Tuesday 4 September 2012

One of the most nefarious language features I've ever seen

Take a look at the following code:

file1.py:
from package.lib import do_something_which_raises
from otherpackage.myexception import MyException
try:
  do_something_which_raises()
except MyException:
  print 'Oops, raised'

file2.py:
from otherpackage.myexception import MyException
def do_something_which_raises():
  raise MyException()

What would you say if I told you that this code didn't print 'Oops, raised!', but instead bubbled MyException all the way up to terminate execution?

"Sure, you have two classes named MyException".

You can see that both files import exactly the same exception class from exactly the same package  I promise you, there is only one file named myexception.py, which contains exactly one class named MyException.  If you walk all the entries of sys.path, you will only reach one definition of MyException.

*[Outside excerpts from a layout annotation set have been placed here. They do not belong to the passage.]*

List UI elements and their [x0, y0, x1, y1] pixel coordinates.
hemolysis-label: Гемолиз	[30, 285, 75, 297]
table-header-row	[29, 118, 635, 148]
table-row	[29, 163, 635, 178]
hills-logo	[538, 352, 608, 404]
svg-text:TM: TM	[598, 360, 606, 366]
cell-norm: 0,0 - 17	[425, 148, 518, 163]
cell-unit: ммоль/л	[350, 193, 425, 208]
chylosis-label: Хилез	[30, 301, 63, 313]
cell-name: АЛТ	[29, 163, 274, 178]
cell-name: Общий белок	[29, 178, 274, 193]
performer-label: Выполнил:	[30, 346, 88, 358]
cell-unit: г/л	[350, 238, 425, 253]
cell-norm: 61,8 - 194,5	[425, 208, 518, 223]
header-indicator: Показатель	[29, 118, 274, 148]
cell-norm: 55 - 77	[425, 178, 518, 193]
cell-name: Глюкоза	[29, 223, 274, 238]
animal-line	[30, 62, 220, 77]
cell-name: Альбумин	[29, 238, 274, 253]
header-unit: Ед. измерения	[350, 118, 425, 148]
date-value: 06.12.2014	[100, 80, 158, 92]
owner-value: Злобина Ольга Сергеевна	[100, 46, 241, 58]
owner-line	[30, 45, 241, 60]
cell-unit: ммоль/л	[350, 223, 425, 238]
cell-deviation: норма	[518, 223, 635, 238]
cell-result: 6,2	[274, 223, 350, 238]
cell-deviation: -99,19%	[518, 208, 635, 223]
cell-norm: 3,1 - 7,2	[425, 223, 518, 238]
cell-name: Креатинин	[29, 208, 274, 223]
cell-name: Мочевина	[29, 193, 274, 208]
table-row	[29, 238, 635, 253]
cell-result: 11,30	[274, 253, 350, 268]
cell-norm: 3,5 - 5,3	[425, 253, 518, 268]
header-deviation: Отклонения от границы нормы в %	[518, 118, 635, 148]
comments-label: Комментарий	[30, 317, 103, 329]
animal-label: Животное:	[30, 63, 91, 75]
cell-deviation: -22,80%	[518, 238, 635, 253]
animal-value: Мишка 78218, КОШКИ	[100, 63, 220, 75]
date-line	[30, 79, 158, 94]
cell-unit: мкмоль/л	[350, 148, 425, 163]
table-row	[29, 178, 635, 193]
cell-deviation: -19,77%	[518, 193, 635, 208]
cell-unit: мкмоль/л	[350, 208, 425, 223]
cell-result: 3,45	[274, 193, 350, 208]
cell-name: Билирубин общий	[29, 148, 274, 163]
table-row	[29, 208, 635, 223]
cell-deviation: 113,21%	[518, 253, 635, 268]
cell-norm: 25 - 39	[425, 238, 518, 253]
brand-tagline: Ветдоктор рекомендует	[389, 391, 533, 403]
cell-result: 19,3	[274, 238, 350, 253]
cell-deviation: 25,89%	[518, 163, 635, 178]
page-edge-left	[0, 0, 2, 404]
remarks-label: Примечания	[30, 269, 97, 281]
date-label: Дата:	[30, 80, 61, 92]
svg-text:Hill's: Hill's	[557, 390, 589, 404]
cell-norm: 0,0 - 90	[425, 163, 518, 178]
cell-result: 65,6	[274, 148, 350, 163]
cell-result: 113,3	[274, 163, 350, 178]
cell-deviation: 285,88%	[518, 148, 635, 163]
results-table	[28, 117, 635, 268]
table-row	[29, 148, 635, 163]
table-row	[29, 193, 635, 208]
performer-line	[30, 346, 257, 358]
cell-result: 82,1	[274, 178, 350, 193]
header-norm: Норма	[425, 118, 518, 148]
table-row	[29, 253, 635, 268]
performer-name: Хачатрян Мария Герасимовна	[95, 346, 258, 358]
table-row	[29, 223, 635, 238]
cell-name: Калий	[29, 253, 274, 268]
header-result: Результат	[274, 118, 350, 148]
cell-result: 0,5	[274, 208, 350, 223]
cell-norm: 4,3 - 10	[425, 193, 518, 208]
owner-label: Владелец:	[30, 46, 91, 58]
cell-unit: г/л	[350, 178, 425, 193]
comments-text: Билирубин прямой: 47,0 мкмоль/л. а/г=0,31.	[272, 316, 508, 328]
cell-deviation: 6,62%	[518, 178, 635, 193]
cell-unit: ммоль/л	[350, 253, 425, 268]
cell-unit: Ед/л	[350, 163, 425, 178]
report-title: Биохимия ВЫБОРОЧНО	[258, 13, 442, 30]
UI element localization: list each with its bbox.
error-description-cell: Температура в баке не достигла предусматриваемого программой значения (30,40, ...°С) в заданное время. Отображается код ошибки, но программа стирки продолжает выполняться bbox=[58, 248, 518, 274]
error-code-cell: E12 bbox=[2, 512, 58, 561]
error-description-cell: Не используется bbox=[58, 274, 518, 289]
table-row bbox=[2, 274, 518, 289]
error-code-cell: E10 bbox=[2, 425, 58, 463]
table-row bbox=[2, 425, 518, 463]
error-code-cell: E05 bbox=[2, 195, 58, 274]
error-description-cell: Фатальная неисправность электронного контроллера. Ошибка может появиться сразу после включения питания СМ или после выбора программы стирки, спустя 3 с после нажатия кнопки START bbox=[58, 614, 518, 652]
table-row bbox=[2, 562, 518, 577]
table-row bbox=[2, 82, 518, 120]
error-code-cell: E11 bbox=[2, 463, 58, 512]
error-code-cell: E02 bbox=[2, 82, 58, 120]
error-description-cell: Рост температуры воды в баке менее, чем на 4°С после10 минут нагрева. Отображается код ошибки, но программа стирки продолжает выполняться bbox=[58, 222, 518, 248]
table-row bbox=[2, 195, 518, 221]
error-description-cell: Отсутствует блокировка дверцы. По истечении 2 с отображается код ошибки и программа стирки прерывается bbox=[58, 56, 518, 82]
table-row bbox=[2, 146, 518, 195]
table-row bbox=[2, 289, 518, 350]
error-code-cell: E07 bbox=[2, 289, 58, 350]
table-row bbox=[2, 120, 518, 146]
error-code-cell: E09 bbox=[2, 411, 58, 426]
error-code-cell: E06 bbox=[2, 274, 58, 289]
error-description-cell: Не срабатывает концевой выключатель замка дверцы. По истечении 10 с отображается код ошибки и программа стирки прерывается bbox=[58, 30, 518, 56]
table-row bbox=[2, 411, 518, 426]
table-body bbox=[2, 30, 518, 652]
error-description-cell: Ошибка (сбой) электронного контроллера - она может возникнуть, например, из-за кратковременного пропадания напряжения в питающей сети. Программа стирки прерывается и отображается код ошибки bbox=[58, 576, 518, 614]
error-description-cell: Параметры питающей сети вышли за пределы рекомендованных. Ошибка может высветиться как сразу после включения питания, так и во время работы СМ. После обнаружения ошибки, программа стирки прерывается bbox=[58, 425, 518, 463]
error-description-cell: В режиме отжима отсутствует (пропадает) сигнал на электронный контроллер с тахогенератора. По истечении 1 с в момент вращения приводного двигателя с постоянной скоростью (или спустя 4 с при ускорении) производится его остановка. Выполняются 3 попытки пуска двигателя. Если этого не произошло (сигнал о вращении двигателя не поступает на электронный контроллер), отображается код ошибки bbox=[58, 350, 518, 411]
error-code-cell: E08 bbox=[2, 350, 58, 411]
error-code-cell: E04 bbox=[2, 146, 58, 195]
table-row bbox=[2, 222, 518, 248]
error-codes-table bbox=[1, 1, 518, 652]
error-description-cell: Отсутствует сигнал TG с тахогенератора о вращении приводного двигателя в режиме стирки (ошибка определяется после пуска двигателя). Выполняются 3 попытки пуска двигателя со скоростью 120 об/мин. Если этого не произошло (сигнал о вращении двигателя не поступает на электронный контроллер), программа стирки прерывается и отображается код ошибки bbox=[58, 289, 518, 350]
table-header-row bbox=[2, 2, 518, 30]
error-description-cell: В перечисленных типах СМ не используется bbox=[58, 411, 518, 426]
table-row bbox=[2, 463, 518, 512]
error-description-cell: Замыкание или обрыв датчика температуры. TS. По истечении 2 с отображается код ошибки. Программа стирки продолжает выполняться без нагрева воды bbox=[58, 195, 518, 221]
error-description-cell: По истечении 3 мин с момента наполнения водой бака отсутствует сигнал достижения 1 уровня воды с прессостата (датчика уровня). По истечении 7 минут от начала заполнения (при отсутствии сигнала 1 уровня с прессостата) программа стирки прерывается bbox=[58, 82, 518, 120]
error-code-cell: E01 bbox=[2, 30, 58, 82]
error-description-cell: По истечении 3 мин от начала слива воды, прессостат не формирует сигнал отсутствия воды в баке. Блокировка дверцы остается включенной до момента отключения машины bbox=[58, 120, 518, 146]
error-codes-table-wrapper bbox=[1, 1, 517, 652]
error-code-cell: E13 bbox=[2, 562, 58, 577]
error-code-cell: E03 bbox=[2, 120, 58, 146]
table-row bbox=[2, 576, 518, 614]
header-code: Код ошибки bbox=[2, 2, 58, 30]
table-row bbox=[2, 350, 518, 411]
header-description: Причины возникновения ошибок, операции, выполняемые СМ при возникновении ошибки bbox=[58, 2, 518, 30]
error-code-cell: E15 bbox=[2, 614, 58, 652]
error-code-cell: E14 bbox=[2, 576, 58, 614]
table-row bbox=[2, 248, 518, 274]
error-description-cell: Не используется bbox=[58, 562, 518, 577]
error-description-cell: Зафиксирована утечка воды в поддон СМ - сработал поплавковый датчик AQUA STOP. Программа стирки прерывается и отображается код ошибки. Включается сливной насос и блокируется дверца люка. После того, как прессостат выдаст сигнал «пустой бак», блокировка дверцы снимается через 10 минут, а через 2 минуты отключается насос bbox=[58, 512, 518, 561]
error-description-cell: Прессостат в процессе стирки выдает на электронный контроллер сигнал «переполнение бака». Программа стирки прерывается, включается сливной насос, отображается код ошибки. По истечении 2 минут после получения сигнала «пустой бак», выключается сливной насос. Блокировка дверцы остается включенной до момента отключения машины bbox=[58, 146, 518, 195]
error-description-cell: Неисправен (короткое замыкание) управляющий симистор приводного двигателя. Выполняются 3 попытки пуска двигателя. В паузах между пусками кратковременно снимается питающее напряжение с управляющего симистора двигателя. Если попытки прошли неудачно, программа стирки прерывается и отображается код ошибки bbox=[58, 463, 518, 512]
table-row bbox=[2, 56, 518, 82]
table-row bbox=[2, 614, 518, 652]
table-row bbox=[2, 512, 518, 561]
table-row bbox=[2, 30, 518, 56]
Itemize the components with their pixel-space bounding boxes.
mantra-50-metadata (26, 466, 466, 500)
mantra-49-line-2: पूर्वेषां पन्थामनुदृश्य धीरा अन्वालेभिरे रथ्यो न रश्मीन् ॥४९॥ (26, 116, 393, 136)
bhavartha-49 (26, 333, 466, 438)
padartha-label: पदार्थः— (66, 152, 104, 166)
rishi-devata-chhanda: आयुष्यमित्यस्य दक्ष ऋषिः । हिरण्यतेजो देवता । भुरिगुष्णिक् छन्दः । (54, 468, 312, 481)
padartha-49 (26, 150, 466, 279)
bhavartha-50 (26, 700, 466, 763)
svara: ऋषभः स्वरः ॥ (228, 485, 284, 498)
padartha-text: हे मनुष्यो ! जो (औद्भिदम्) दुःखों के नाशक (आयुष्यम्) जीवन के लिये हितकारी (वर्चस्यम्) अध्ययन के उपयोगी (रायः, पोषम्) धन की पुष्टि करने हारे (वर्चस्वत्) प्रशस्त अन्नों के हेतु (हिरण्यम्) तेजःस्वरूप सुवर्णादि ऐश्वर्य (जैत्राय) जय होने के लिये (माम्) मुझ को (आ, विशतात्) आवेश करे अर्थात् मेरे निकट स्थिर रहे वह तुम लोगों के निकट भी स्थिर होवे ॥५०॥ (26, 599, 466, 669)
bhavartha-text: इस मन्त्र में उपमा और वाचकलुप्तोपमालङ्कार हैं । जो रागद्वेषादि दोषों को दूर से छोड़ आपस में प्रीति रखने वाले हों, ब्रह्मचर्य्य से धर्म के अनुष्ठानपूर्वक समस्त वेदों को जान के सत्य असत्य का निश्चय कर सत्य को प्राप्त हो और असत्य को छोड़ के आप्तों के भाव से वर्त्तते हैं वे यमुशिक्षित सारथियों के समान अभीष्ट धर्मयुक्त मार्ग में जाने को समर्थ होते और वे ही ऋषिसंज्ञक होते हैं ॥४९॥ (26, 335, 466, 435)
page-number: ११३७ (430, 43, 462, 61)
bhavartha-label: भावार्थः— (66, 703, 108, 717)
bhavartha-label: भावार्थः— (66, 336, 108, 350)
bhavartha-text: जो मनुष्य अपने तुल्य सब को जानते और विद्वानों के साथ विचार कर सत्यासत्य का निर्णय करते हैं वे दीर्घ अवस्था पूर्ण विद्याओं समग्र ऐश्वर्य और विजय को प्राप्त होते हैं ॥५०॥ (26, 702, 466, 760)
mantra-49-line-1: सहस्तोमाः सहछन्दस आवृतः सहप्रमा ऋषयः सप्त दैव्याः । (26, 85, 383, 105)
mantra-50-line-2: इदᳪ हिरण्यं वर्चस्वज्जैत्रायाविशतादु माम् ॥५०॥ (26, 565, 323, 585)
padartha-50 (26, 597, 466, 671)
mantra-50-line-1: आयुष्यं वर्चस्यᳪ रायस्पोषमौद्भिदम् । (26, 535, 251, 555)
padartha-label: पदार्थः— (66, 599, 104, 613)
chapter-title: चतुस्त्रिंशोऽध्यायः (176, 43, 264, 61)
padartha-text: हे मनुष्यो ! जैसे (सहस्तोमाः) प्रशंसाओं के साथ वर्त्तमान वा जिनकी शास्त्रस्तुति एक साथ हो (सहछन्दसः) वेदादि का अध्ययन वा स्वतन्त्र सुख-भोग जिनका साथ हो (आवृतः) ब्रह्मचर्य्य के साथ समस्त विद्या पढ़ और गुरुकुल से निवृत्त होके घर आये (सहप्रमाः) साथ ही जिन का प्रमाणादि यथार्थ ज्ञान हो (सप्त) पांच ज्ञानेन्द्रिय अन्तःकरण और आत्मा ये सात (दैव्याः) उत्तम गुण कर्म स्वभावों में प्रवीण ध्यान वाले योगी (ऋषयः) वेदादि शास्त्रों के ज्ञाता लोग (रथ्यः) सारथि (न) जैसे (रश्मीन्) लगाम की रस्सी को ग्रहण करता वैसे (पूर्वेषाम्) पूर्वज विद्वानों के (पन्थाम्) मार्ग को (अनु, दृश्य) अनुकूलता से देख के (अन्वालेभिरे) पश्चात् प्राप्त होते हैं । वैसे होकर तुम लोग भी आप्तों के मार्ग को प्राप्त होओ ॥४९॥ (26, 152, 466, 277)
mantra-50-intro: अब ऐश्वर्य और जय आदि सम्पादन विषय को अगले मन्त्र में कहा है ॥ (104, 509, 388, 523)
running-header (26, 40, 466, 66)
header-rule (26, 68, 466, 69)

"That's not possible!" I hear you say.

That's certainly what I thought.  But I was faced with the fact that I'd moved a couple of files around in my source tree, fixed up the package references, and three quarters of my tests were failing. I had no bloody clue why.

It turns out, class equality in python depends not on whether two types were defined the same, but rather, whether they were loaded exactly the same.

You see, file1.py and file2.py are in different directories; the structure is actually:

./file1.py
./package/file2.py
./package/otherpackage/myexception.py

but both top_level and top_level/package are in my sys.path.  . is always implicitly in sys.path, and I added /path/to/package to my $PYTHONPATH.

So when, in file1, I import from otherpackage.myexception, Python actually goes "otherpackage... Well, I don't have a file named that in the current directory... Or a folder named that... Let's start going through $PYTHONPATH".

For file2, it goes "Aha! The current directory has a folder named otherpackage! And inside it is a file named myexception! And that defines a class named MyException! You're sorted!"

But as far as Python knows, these files were reached differently.  They have different paths to themselves (one is "/path/to/package" / "otherpackage/myexception.py" and the other is "./" "otherpackage/myexception.py" - the fact that, "." happens to be the same as "/path/to/package" is neither here nor there.  Python's package cache, apparently, doesn't do that level of resolution1 (I guess it assumes no one would be silly enough as to have overlapping sys.path entries).

So when I said "you will only reach one definition of MyException", I was only telling half a truth.  You will only reach one definition, but you will reach it twice.  And that confuses python.

So here's a warning for you.  Don't have overlapping sys.path entries.  And if you do, always reference every definition therein from a consistent top-level folder.  Because if you get this wrong, equality isn't equality, and everything goes to hell.



1: This is conjecture; I've looked through the source of the equality functions, and exception definitions, in both 2.7 and 3.3 to see whether anything funky was going on there, I've not yet delved in to the package cache, but this seems like reasonable conjecture, I'll probably get around to reading through the package cache source at some point, and may follow up then with a blog post and/or patch to python.